For over twenty years, I had been spouting about how I was going to fly the Student Prince across the US. But I never put any action behind my words, and I grew more and more reluctant to voice my intention because it felt disingenuous. What I didn’t do was say “Yes, I am going to do this now” and actually start doing it. With each passing year it seemed that it was more unattainable and I let every day life distract me and convince me that I was right, it was too out of reach. As the quote goes, “Whether you think you can, or think you can’t, you’re right”. But it chaffed, this dream that I had layered under reasons and distractions, it was still alive, just buried. I knew I was avoiding it and it was a disquieting feeling to be breaking a promise to oneself. And it’s not like I had never practiced the art of fulfilling my word and intentions before. Far from it. Beginning with my father’s unexpected death I made the unequivocal decision to keep his airplane. I was seventeen years old, in high school and with no family support. Somehow I managed to not only maintain the Student Prince, but to slowly achieve my advanced pilot credentials and put myself through college. Quite frankly, I have no idea how I pulled it off, and I had no idea how I was going to do so at the outset. I just did it because I decided to and I moved in the direction of my intentions. I could cite so many more examples of this from my own life; deciding to pursue something in spite of the unknown and seemingly stacked odds. In a nutshell, I really had no excuses. Oh, I could certainly make my reasons completely plausible and solid when I told others about them, but my conscience wasn’t buying it. Not for a second. I could feel it sneering at me, “You’re just chicken and you know it.” And so it went, this dream that wouldn’t ever completely expire. I would lie to myself and others but my conscience wouldn’t let me off the hook. I was making excuses because it was daunting, period. And the longer I procrastinated, the more daunting it became. Until one day, when the opportunity presented itself loud and clear with a question that included the words, “Why not…?” I asked myself, “Why not indeed?” And I had no answer, other than yes.

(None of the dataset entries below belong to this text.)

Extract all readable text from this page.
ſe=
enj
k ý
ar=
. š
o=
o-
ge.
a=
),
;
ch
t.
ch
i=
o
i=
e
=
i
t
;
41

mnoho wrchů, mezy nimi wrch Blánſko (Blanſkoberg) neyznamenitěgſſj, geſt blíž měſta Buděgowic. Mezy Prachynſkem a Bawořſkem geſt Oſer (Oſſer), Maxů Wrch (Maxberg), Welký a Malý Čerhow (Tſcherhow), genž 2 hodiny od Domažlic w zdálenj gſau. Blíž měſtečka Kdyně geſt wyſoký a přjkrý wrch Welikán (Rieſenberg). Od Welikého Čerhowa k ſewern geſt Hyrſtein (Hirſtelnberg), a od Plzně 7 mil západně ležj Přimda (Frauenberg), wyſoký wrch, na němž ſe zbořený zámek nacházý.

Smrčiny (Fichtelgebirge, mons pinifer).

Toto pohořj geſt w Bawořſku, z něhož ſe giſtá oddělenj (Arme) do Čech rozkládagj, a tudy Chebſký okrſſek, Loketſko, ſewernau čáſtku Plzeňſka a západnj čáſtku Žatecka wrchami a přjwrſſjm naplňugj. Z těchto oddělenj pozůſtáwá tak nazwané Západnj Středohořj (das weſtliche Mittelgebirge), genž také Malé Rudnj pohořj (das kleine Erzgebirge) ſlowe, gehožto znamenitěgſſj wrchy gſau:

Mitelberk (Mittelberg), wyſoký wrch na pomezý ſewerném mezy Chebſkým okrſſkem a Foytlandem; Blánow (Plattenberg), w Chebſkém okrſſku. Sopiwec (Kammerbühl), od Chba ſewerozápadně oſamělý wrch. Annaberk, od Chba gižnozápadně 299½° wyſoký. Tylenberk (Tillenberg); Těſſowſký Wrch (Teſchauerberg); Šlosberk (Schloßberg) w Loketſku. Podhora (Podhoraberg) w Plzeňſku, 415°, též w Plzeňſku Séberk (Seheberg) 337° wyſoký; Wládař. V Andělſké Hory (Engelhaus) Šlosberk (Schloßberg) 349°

The weeks leading up to my departure were fraught with opposing and conflicting emotions. My reasons were pissed and they were ramping up. How dare I just take off so frivolously and irresponsibly, didn’t I know that avgas was over six dollars a gallon.? How utterly selfish to waste money like that! And what if the airplane breaks down in the middle of nowhere, thousands of miles from home, what then? And, don’t you know anything about weather Ms. Pilot? That thunderstorms need two things to form: Lift and moist air? Both of which are in overly abundant supply from the Rockies eastward? Do you really want the Prince to look like a block of Swiss cheese when it gets pelted with hail? And for crying out loud, LOOK at the size of those mountains! You’ve never had the airplane up that high, can it even do it? And geez, you didn’t even invite your husband, just leave him behind to man the fort! On and on these thoughts would run accompanied by a dread knot of anxiety in my stomach. But to counter the dread thoughts, my dream was growing and stretching, buoying my spirit and propelling me forward in spite of my worries. It was a battle of the reasons and the dream until I settled into the rear cockpit on August the seventh, waved goodbye to our friends and family and took off to the east. As we were climbing above a scattered layer, the Cascade peaks poking through in all their magnificent, snow capped beauty, I queried Chrissy about her silence as she rode in the front cockpit. She summed it up perfectly, “I just can’t believe we’re actually doing this.” And neither could I. I exhaled deeply, realizing that part of the magic of this trip was that I was finally doing it, and my fears about a future that never existed except in my mind melted, and I was free.